The paper primarily addresses \(\ell_\infty\)-norm perturbations; robustness to other attack types such as \(\ell_2\) is not thoroughly discussed.
As a workshop paper, the experimental scale and depth of analysis are limited.
No comparison is made with more recent adversarial training methods, such as those that leverage generative models to augment adversarial training data.
The selection strategy for hyperparameters \(\alpha\) and \(\beta\) is not elaborated.

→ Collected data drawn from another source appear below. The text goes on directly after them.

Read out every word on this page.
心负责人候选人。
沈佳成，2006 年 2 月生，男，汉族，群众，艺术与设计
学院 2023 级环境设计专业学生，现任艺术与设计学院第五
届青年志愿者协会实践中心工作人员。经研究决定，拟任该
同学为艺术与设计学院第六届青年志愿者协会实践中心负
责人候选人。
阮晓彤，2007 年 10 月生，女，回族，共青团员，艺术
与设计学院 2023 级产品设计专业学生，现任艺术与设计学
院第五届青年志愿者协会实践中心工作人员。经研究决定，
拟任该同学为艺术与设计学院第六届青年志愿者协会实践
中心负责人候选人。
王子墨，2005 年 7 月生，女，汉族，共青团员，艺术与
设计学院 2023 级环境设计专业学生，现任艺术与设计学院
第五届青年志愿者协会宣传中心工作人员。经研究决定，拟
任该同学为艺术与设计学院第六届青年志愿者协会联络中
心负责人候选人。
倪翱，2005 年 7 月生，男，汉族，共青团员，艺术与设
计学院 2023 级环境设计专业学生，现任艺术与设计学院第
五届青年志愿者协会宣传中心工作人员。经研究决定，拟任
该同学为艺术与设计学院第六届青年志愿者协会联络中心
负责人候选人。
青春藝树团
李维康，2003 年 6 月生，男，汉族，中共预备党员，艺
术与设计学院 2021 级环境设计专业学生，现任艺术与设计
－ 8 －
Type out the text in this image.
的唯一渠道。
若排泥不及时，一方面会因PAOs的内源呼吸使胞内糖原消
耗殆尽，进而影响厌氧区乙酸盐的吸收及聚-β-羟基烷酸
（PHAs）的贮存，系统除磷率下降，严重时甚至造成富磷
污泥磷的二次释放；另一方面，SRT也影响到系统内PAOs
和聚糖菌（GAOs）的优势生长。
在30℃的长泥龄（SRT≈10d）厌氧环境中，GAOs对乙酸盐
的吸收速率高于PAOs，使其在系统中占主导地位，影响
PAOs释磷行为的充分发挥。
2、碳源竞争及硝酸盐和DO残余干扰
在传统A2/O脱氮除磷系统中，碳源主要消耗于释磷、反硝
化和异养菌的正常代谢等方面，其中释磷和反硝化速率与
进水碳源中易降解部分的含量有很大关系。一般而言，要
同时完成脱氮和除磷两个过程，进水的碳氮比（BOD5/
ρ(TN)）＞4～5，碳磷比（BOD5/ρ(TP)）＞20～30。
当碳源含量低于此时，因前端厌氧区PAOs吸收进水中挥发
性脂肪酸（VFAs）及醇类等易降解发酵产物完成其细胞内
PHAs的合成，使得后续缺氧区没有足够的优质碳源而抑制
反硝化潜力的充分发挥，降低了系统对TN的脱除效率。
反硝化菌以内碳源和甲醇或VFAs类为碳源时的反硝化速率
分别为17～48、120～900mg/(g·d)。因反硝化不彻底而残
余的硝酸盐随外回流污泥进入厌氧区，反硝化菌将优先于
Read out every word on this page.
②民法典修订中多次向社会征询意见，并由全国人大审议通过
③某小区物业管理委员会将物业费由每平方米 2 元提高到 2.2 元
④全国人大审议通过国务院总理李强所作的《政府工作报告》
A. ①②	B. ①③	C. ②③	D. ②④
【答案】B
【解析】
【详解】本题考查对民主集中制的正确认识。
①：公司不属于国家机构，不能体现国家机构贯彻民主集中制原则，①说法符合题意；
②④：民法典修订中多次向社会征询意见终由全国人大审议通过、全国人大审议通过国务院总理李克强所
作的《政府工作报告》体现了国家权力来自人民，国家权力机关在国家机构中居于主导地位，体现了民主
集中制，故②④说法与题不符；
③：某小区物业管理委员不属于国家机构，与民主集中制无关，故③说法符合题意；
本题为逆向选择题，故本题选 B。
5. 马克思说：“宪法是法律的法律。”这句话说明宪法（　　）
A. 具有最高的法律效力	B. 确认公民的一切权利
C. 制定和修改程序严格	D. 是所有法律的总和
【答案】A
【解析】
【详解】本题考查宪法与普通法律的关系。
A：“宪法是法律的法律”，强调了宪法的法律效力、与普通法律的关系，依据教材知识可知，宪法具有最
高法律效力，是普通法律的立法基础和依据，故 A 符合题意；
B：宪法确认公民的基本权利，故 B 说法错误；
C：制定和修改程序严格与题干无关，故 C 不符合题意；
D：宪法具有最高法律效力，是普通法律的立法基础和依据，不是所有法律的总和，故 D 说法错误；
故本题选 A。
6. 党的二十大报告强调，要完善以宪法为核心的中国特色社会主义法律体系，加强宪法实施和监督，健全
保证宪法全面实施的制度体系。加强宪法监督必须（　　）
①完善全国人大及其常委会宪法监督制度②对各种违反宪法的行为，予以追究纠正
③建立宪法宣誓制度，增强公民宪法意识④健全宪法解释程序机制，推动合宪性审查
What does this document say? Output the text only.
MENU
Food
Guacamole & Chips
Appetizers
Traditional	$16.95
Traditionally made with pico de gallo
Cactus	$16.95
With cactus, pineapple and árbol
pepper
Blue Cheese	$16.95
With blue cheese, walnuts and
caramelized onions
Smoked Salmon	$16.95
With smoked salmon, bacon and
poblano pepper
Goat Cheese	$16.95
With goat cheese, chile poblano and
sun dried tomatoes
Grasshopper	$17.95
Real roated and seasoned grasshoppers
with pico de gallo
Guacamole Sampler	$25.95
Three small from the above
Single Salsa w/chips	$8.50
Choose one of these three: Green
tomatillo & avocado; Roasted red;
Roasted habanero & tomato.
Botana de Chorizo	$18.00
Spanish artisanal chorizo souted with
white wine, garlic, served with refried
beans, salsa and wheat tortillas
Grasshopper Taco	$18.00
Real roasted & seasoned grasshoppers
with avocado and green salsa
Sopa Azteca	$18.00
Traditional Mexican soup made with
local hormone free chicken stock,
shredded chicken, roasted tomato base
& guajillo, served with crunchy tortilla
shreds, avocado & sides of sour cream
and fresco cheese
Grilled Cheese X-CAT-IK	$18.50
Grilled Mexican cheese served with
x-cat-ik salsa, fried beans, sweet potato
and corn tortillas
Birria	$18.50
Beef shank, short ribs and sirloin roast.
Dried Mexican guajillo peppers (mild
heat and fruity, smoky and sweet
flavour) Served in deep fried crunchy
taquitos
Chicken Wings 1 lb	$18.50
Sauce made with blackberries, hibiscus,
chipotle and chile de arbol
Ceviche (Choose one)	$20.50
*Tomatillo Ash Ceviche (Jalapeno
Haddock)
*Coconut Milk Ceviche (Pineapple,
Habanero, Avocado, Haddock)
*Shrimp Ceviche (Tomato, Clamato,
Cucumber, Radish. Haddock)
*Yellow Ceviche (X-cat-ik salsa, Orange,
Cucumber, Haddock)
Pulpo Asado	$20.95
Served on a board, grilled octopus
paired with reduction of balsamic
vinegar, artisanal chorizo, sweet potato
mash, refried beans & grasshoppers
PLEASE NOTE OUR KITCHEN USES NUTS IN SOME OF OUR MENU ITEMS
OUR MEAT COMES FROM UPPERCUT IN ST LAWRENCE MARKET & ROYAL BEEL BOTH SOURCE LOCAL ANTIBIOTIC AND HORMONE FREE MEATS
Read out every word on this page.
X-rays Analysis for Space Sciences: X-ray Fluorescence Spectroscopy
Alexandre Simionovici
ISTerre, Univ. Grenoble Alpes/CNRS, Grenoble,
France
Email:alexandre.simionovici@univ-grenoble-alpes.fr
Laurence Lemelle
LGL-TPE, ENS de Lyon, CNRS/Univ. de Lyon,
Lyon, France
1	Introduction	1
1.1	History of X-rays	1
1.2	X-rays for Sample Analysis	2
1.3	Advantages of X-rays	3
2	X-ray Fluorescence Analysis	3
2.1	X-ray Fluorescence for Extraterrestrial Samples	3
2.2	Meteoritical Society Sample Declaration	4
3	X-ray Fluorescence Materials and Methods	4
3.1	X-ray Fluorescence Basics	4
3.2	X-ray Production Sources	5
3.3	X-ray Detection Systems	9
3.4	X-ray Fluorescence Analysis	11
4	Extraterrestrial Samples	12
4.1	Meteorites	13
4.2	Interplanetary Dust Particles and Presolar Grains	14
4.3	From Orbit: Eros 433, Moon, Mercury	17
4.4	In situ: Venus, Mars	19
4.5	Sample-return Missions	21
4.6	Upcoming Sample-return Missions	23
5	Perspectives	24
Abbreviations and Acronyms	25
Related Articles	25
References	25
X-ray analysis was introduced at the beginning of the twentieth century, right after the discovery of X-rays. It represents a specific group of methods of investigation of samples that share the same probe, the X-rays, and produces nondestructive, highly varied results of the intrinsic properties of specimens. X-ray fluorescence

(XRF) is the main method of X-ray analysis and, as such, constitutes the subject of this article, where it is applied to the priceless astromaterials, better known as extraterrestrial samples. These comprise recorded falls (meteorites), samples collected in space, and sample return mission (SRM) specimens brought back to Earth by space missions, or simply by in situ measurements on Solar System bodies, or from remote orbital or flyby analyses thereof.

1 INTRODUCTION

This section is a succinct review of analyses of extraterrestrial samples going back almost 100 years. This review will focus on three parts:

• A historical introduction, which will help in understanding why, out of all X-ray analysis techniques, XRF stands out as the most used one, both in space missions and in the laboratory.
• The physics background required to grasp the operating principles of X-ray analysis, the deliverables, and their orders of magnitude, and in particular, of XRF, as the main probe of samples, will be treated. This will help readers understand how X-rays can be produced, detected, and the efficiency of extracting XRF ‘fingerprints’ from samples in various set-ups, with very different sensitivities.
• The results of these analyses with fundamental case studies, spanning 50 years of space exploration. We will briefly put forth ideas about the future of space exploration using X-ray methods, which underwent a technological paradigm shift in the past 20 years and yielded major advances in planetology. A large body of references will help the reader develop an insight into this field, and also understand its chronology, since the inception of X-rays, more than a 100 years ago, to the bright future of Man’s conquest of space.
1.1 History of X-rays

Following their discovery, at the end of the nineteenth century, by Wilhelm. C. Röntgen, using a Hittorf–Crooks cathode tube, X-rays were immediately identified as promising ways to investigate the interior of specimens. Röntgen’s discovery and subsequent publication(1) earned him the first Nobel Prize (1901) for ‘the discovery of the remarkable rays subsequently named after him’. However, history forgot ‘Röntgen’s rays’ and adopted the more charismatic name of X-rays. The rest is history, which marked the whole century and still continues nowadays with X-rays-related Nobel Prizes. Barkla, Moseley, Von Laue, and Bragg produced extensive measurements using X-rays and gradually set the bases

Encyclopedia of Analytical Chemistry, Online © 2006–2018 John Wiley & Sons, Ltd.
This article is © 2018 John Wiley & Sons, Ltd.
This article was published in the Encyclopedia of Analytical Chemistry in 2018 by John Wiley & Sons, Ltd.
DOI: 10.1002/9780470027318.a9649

TeCoA establishes the foundational research paradigm for zero-shot robustness of large-scale VLMs.
PMG-AFT introduces a pre-trained model-guided fine-tuning framework.
ARoW proposes the idea of prioritizing vulnerable samples; CAW adapts and improves this concept for vision-language models.
Insight: The confidence-weighting idea is simple and general, and can be extended to other adversarial training and robust learning settings.

Rating¶

Novelty: ⭐⭐⭐ The core mechanism (confidence weighting + feature regularization) is relatively intuitive, but the combination proves effective in the VLM setting.
Experimental Thoroughness: ⭐⭐⭐⭐ Evaluation across 15 datasets, multiple attack types, and memory comparison.
Writing Quality: ⭐⭐⭐⭐ Concise and clear; method formulations are well-presented.
Value: ⭐⭐⭐⭐ Provides a low-resource approach to CLIP robustness enhancement with significant practical deployment value.